Ex-chefe do Estado Maior da Polícia Militar do Rio de Janeiro e ex-comandante das Unidades de Polícia Pacificadora (UPPs), o antropólogo Robson Rodrigues foi entrevistado pelo site BBC News Brasil e afirmou que a herança deixada pela ditadura militar e a cultura do medo são alguns dos fatores que explicam o porquê da atuação tão truculenta das polícias no Brasil.
Foi realizada no último dia 6 uma operação da Polícia Civil na comunidade do Jacarezinho, na zona norte do Rio de Janeiro, que resultou na morte de 28 pessoas. Entre elas, um policial da corporação.
Em 2020, as intervenções policiais no Rio tiveram como resultado 1.245 vítimas, de acordo com informações do Instituto de Segurança Pública.
STF
A operação da Polícia Civil ocorreu mesmo com uma decisão do Supremo Tribunal Federal (STF) de junho de 2020 que proibia operações policiais em comunidades do Rio de Janeiro durante a pandemia do coronavírus. A decisão dava autorização apenas em "hipóteses absolutamente excepcionais". Para que seja realizada uma operação, os agentes são obrigados a comunicar qual é o motivo ao Ministério Público (MP). A Secretaria de Polícia Civil divulgou uma nota em que afirmava que havia a necessidade das operações nas favelas.
Medo
Robson Rodrigues na entrevista disse que o estado do Rio de Janeiro foi construído tendo como base o medo, um sentimento que muitas vezes acaba sendo manipulado por interesses políticos.

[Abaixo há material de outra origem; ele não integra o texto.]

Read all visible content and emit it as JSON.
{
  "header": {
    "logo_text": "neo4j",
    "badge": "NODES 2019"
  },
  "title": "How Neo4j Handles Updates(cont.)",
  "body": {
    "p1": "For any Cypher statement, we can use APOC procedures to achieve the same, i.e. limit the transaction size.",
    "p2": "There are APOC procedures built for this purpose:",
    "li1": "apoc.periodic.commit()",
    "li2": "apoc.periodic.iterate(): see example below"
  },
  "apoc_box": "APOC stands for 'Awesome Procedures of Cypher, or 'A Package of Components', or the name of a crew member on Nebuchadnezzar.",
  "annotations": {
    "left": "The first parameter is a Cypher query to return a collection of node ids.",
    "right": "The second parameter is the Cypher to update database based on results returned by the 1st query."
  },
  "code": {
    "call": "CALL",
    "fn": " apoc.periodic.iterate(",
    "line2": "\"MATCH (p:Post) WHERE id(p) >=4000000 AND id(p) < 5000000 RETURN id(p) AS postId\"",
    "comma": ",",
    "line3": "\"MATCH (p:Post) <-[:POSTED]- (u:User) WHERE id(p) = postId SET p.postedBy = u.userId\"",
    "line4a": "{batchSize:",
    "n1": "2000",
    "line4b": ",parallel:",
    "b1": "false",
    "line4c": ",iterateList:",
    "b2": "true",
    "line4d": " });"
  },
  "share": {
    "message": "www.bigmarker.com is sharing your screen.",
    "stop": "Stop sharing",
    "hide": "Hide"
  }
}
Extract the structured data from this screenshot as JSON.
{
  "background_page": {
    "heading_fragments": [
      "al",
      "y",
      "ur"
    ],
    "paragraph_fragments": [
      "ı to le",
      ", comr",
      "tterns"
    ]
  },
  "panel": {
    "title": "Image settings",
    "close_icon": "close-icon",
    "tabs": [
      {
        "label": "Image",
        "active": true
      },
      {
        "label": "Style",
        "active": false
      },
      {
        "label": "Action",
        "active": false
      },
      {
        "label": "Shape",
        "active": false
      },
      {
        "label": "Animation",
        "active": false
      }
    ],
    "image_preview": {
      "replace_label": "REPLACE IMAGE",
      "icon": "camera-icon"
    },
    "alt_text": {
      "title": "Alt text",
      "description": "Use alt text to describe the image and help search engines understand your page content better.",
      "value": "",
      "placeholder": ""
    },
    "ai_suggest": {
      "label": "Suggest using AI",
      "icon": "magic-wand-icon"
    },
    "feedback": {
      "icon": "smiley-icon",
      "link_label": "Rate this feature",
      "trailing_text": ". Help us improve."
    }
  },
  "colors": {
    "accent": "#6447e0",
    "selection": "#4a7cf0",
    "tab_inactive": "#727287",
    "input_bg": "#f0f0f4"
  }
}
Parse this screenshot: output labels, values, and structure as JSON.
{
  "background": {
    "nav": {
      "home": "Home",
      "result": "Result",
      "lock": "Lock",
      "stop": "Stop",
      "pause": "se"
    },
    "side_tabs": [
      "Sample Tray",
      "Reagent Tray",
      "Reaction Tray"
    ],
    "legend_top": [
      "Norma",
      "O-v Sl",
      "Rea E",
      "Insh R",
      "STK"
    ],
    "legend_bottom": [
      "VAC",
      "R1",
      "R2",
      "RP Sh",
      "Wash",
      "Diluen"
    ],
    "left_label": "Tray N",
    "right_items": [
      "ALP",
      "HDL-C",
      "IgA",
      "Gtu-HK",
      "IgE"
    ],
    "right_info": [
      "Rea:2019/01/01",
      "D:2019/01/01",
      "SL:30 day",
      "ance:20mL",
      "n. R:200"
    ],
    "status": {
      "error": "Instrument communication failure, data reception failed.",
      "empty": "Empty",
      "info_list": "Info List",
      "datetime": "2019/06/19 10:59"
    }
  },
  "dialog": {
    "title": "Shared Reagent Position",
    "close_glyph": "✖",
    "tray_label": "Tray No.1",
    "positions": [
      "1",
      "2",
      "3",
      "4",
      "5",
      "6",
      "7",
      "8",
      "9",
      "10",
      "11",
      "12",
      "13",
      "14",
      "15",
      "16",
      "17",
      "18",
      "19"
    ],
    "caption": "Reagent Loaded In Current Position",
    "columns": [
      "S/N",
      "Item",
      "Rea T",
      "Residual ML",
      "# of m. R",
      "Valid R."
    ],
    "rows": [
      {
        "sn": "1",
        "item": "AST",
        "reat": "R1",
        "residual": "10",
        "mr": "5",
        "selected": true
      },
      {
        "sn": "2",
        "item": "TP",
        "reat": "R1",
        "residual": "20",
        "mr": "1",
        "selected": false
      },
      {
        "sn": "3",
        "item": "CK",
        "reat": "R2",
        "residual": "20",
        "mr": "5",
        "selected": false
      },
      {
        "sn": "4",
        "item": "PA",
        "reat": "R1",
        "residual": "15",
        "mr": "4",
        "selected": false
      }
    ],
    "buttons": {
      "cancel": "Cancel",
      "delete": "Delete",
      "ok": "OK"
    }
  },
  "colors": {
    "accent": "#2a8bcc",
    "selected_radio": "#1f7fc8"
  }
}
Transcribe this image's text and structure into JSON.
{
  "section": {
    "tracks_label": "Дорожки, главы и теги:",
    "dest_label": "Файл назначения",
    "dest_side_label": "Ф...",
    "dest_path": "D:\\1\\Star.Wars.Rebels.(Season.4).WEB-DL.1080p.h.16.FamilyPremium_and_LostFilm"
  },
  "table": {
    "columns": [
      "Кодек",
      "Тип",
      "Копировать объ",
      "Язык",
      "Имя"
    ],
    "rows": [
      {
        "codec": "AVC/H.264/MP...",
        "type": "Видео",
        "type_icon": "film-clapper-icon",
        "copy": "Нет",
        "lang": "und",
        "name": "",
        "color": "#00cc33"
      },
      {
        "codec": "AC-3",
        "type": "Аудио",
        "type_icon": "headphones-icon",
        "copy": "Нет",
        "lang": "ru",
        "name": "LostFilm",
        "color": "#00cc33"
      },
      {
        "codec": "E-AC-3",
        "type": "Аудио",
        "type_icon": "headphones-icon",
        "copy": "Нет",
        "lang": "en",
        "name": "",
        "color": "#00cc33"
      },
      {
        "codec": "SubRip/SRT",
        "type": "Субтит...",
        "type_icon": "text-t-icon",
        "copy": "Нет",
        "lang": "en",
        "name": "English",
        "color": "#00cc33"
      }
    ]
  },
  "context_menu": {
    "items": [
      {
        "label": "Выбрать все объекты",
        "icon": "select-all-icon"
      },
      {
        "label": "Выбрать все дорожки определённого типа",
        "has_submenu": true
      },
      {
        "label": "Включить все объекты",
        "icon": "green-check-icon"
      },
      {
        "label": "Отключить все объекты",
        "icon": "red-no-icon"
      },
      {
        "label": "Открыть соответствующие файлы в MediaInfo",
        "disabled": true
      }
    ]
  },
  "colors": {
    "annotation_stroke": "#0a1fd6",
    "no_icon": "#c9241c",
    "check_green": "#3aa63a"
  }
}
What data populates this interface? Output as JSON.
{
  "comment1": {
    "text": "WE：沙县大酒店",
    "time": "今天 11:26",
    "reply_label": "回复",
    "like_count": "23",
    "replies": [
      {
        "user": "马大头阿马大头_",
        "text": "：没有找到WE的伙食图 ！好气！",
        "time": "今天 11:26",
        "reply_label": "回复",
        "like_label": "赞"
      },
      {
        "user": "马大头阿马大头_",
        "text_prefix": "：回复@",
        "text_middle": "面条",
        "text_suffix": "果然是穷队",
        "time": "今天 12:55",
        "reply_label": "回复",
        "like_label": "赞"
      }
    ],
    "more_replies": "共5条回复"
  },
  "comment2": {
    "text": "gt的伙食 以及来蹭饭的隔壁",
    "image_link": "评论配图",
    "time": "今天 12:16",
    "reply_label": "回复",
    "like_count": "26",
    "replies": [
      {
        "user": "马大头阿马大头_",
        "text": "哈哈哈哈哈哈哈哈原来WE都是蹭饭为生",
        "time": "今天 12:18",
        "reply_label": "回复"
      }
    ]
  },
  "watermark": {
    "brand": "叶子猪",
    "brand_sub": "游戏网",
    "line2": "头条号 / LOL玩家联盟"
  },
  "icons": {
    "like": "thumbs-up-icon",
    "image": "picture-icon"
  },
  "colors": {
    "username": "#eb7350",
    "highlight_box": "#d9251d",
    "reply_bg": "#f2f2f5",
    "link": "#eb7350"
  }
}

Por estarmos em um constante estado de medo do outro, isso acaba por gerar reações violentas, afirmou o antropólogo.
Rodrigues também declarou que durante a Constituinte de 1988, a sociedade brasileira optou por manter o modelo policial criado pela ditadura: enquanto uma corporação fica responsável pelo policiamento ostensivo, outra corporação civil fica encarregada das investigações.
O antropólogo declarou que a sociedade e a política não conseguiram propor uma estrutura moderna para as polícias, um modelo que pudesse dar conta dos desafios sociais e da justiça criminal, e que o resultado disso é visto nos dias atuais.
Atualmente na reserva da PM, o antropólogo também falou na entrevista sobre o fracasso no enfrentamento ao tráfico de drogas, como o país não consegue combater a corrupção policial e ainda falou como criminosos lucram com a violência em áreas que estão sob o domínio das facções.
Robson esteve em vários cargos de direção dentro da PM do Rio entre os anos de 2009 até 2016. Ele foi o coordenador das UPPs entre 2010 e 2011 além de ter sido chefe do Estado Maior da PM carioca entre 2015 e 2016. Perguntado por que a violência policial no país nem sempre é debatida dentro das próprias corporações, o antropólogo afirmou que alguns setores nas polícias se dedicam ao problema, ainda que seja pouca gente.
Ele apontou como entrave para um debate mais aprofundado do problema a cultura do autoritarismo que está presente não apenas nas polícias, mas também em vários outros setores da sociedade brasileira. É preciso ter habilidade para mudar essa cultura, ainda mais na conjuntura política atual no Brasil, disse Robson Rodrigues.